Disso decorre que, dentre todos os sujeitos entrevistados, à exceção de apenas um
(1), tinham alguma concepção sobre o tema lixo. Alguns demonstraram certa apreensão pelo
fato de quererem dar respostas corretas para as perguntas feitas, confirmando a tese histórica
quanto à colocação da ciência como inquestionável, detentora de verdades absolutas que
deveriam ser transmitidas pela escola. (MORENO, 2003; CASTRO & SPAZZIANI, 2002).

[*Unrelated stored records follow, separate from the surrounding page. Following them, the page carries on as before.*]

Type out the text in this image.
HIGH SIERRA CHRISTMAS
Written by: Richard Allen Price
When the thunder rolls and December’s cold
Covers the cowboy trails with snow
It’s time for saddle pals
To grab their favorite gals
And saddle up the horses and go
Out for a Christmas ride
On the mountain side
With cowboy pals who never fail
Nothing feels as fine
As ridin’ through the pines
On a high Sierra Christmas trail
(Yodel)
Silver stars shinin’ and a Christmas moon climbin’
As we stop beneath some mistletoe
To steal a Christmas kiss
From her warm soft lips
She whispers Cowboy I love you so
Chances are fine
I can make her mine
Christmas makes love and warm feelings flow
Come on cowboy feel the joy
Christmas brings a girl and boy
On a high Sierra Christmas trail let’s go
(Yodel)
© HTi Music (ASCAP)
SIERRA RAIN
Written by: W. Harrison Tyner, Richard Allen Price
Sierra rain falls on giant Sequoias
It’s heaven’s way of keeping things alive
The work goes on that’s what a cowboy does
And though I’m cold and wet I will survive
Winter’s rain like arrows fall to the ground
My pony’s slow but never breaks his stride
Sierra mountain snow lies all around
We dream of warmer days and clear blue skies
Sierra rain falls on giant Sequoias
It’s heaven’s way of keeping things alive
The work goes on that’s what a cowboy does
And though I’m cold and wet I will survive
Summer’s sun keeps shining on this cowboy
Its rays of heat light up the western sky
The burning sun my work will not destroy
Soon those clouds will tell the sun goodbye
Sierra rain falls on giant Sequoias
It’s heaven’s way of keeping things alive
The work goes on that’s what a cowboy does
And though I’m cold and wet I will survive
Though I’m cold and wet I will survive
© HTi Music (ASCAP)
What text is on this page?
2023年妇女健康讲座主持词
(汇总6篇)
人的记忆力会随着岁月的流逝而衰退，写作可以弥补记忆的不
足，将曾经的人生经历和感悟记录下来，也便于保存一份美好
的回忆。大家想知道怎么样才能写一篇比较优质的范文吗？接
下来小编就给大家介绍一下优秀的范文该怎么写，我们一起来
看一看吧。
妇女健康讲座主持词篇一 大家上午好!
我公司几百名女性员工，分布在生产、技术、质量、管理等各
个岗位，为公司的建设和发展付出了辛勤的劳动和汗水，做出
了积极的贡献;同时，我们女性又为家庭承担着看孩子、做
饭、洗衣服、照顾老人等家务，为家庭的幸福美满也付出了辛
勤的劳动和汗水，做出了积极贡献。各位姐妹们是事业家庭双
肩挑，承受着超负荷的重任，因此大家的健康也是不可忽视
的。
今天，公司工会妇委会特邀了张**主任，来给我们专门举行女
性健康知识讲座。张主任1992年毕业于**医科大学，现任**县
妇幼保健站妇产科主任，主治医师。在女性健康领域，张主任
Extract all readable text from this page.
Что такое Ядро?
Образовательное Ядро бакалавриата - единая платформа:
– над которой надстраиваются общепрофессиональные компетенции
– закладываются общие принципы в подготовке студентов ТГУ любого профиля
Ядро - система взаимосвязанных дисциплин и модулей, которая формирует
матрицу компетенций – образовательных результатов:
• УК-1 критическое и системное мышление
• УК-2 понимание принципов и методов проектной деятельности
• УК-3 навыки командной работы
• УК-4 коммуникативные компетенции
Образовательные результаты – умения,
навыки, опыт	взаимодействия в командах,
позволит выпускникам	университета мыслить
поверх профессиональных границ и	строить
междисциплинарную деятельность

Diante disso, quando o professor, revestido do poder autorizado pela escola, faz perguntas à
criança, ela acredita que deva haver uma resposta certa. Como normalmente não é estimulado
85
pela escola a dizer honestamente o que pensa, busca dar a resposta memorizada ou a negar-se
a fazê-lo, por temor à crítica.
Nosso trabalho na elaboração dessa pesquisa fez com que hoje, após sucessivas
construções, reconstruções e re-significações de conhecimentos, fosse possível compreender o
valor das implicações pedagógicas da teoria elaborada por Jean Piaget. Principalmente pelo
grande respeito que esse pesquisador dirigiu ao pensamento das crianças, em especial, e ao ser
humano.
O processo de reflexão a que fomos levadas faz com que questionemos alguns
comportamentos, respostas prontas e práticas, das cotidianas às mais elaboradas, relativas à
nossa profissão de educadora.
Ao analisarmos as respostas dadas pelas crianças, pudemos constatar vários dos
pontos indicados por Piaget em seu vasto trabalho, o que mostra a contemporaneidade de suas
idéias.
No que diz respeito, por exemplo, ao modo de responder as perguntas, necessitando
do respaldo do professor, o que fica constatado é que um alto grau de heteronomia no
comportamento de tais sujeitos.
Como dissemos anteriormente, embora a heteronomia preceda a autonomia, Piaget
(1980) deixa claro que a transição da primeira para a segunda, muito provavelmente, só
ocorrerá se a criança estiver envolvida num ambiente sociomoral favorável à sua aquisição.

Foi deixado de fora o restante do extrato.